The website states that L.E.D. lighting is a type of lighting source that is environmentally, financially and physically beneficial. It is the most efficient light source available and has a cooler operating temperature which saves on heating, ventilation and air conditioning (HVAC) costs. It also reduces light pollution, is virtually unbreakable and does not use mercury, the website adds.

Steven Hoffman, a senior business management major and member of the class, said “[Green-RG] is a small startup and they needed our class to help take them to the next level.”

Hoffman explained that, so far, the class has accomplished a significant amount of work for Green-RG. He said the class has helped the company contact larger clients and expand to online operations by creating a new website from scratch.

The class also has “a team of students working on one of their L.E.D. consumer bulbs, creating packaging, marketing strategy, and a means to get it into stores,” Hoffman continued.

The project provides the students with a chance to receive real world experience in the business sector, Buzza explained. Each student in the class has a role in the management of the business; they are required to contribute to the progression of the company and are on class deadlines.

“Personally, I have taken the role in the class as chief operating officer along with Erin Collier. We work with Emily Spezia, who is acting CEO for the class, to help motivate and organize all the efforts being put together,” said Hoffman. “I’ve helped the website group and the expansion group in our class and I have also been one of the personal contacts in the class for the company.”

Erin Collier, a senior graphic design major, said, “I created different graphics, such as the website banners, helped create some of the social media sites, worked with improving product spec sheets, produced the event invitations, and [I] am currently producing information packets, event programs, and working with other very talented classmates to fully produce and plan the [showcasing] event.”

Throughout the project, the class must stay in contact with members of the company. The students not only work with their peers and Buzza, they are also in close contact with Al Heyer, the CEO of Green-RG, and Tom Haydu, Technology Director of Green-RG.

Through these connections, Buzza hopes that the students will gain a personal relationship with the company and possibly gain an internship. His hopes are to provide opportunities for students to one day either work with the company or become their own entrepreneurs for another company.

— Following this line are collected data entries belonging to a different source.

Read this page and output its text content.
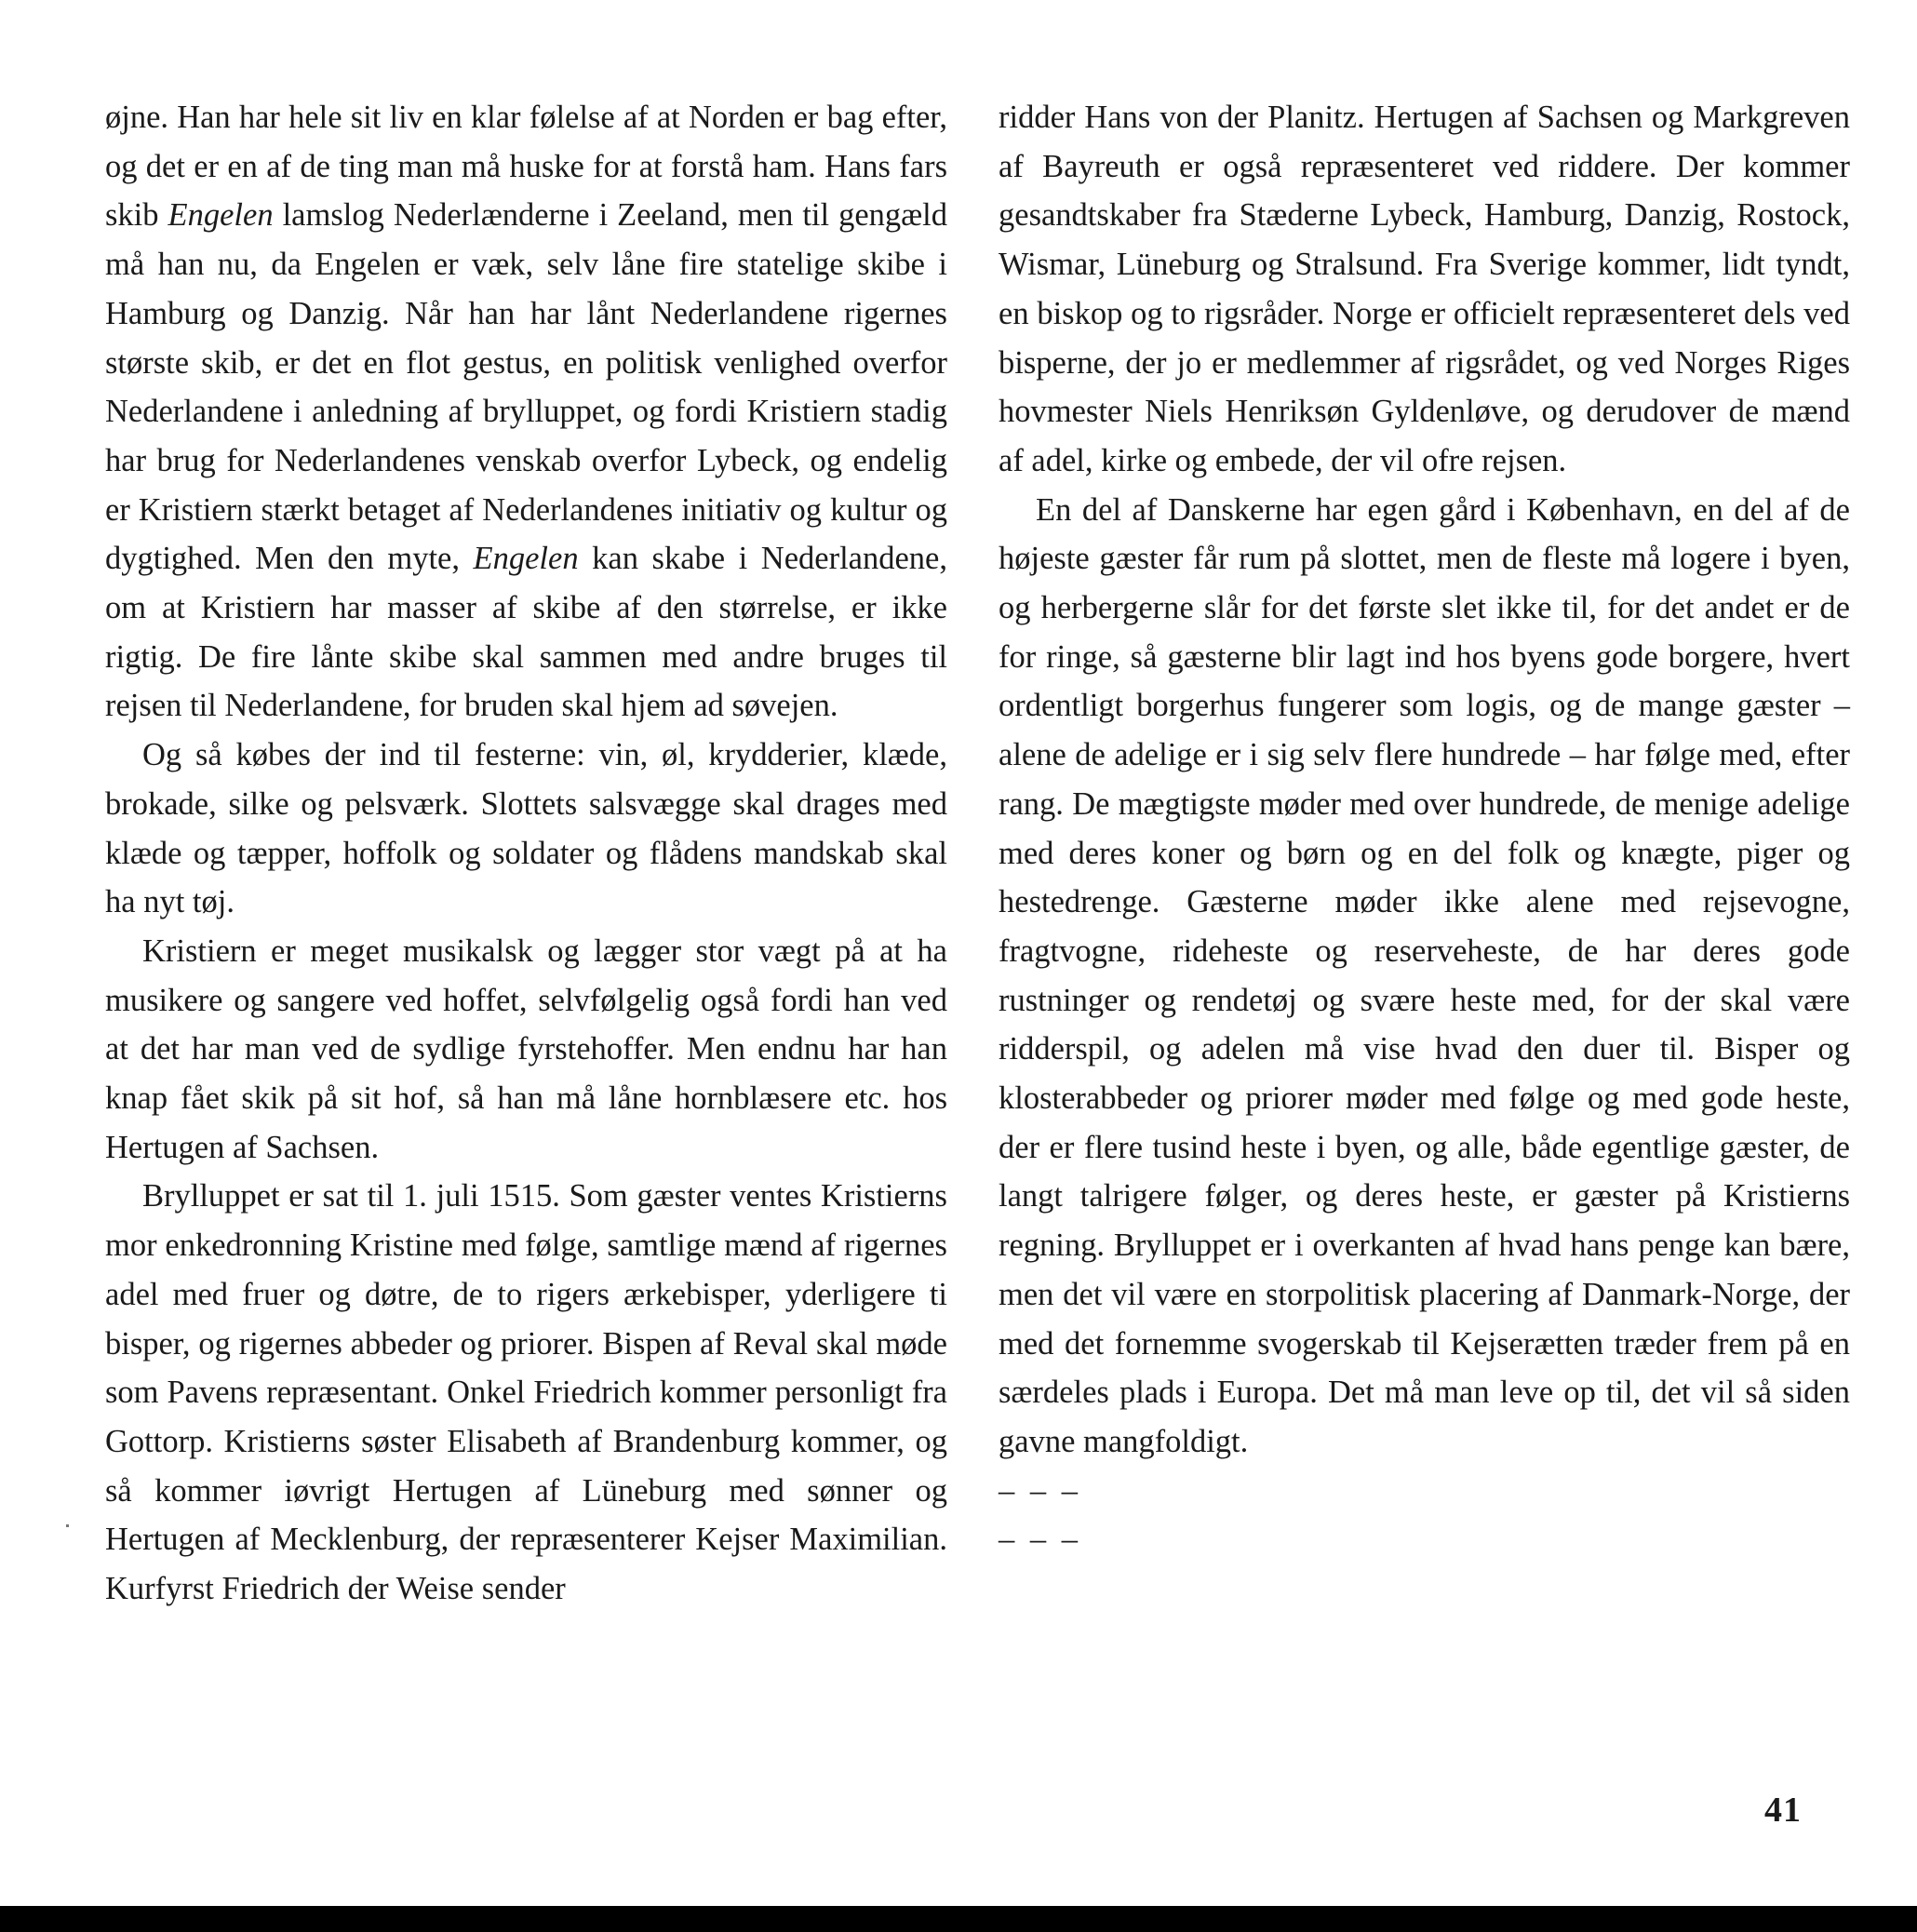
øjne. Han har hele sit liv en klar følelse af at Norden er bag efter, og det er en af de ting man må huske for at forstå ham. Hans fars skib Engelen lamslog Nederlænderne i Zeeland, men til gengæld må han nu, da Engelen er væk, selv låne fire statelige skibe i Hamburg og Danzig. Når han har lånt Nederlandene rigernes største skib, er det en flot gestus, en politisk venlighed overfor Nederlandene i anledning af brylluppet, og fordi Kristiern stadig har brug for Nederlandenes venskab overfor Lybeck, og endelig er Kristiern stærkt betaget af Nederlandenes initiativ og kultur og dygtighed. Men den myte, Engelen kan skabe i Nederlandene, om at Kristiern har masser af skibe af den størrelse, er ikke rigtig. De fire lånte skibe skal sammen med andre bruges til rejsen til Nederlandene, for bruden skal hjem ad søvejen.

Og så købes der ind til festerne: vin, øl, krydderier, klæde, brokade, silke og pelsværk. Slottets salsvægge skal drages med klæde og tæpper, hoffolk og soldater og flådens mandskab skal ha nyt tøj.

Kristiern er meget musikalsk og lægger stor vægt på at ha musikere og sangere ved hoffet, selvfølgelig også fordi han ved at det har man ved de sydlige fyrstehoffer. Men endnu har han knap fået skik på sit hof, så han må låne hornblæsere etc. hos Hertugen af Sachsen.

Brylluppet er sat til 1. juli 1515. Som gæster ventes Kristierns mor enkedronning Kristine med følge, samtlige mænd af rigernes adel med fruer og døtre, de to rigers ærkebisper, yderligere ti bisper, og rigernes abbeder og priorer. Bispen af Reval skal møde som Pavens repræsentant. Onkel Friedrich kommer personligt fra Gottorp. Kristierns søster Elisabeth af Brandenburg kommer, og så kommer iøvrigt Hertugen af Lüneburg med sønner og Hertugen af Mecklenburg, der repræsenterer Kejser Maximilian. Kurfyrst Friedrich der Weise sender

ridder Hans von der Planitz. Hertugen af Sachsen og Markgreven af Bayreuth er også repræsenteret ved riddere. Der kommer gesandtskaber fra Stæderne Lybeck, Hamburg, Danzig, Rostock, Wismar, Lüneburg og Stralsund. Fra Sverige kommer, lidt tyndt, en biskop og to rigsråder. Norge er officielt repræsenteret dels ved bisperne, der jo er medlemmer af rigsrådet, og ved Norges Riges hovmester Niels Henriksøn Gyldenløve, og derudover de mænd af adel, kirke og embede, der vil ofre rejsen.

En del af Danskerne har egen gård i København, en del af de højeste gæster får rum på slottet, men de fleste må logere i byen, og herbergerne slår for det første slet ikke til, for det andet er de for ringe, så gæsterne blir lagt ind hos byens gode borgere, hvert ordentligt borgerhus fungerer som logis, og de mange gæster – alene de adelige er i sig selv flere hundrede – har følge med, efter rang. De mægtigste møder med over hundrede, de menige adelige med deres koner og børn og en del folk og knægte, piger og hestedrenge. Gæsterne møder ikke alene med rejsevogne, fragtvogne, rideheste og reserveheste, de har deres gode rustninger og rendetøj og svære heste med, for der skal være ridderspil, og adelen må vise hvad den duer til. Bisper og klosterabbeder og priorer møder med følge og med gode heste, der er flere tusind heste i byen, og alle, både egentlige gæster, de langt talrigere følger, og deres heste, er gæster på Kristierns regning. Brylluppet er i overkanten af hvad hans penge kan bære, men det vil være en storpolitisk placering af Danmark-Norge, der med det fornemme svogerskab til Kejserætten træder frem på en særdeles plads i Europa. Det må man leve op til, det vil så siden gavne mangfoldigt.

– – –

– – –

41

“It’s about the alternative to Corporate America; teaching our students how to go into business for themselves rather than work for a company,” Buzza said. “I hope I can teach our students to have knowledge of what it will take to become an entrepreneur and, although it’s not for everyone, it can be a very good alternative to working for someone for the rest of your life.”

“A true entrepreneur is someone who organizes, operates and assumes the risk of running the business venture, and Green-RG let our class do this in a sense,” Hoffman said.

Although no money was involved in the project, the students were able to get the experience they needed to learn about the business world. “There is no money involved in this project except to pay for supplies, and also a generous scholarship donation from Green-RG to the entrepreneurship program here at Monmouth,” Collier said. “However, this company is more than willing to accept hardworking students from this semester as interns and potential employees for the future.”

Green-RG works toward “combining over a century of experience with best practices in fields of manufacturing solid state product engineering, quality management, product safety, compliance, and facility management,” according to their website. “[Their] premier line of L.E.D. fixtures, the “Starlite” brand, is in use in world class projects throughout the five boroughs of New York City.”

The class showcased their work at an event on Tuesday, Dec. 3 in Wilson Hall Auditorium called “Bright Ideas.”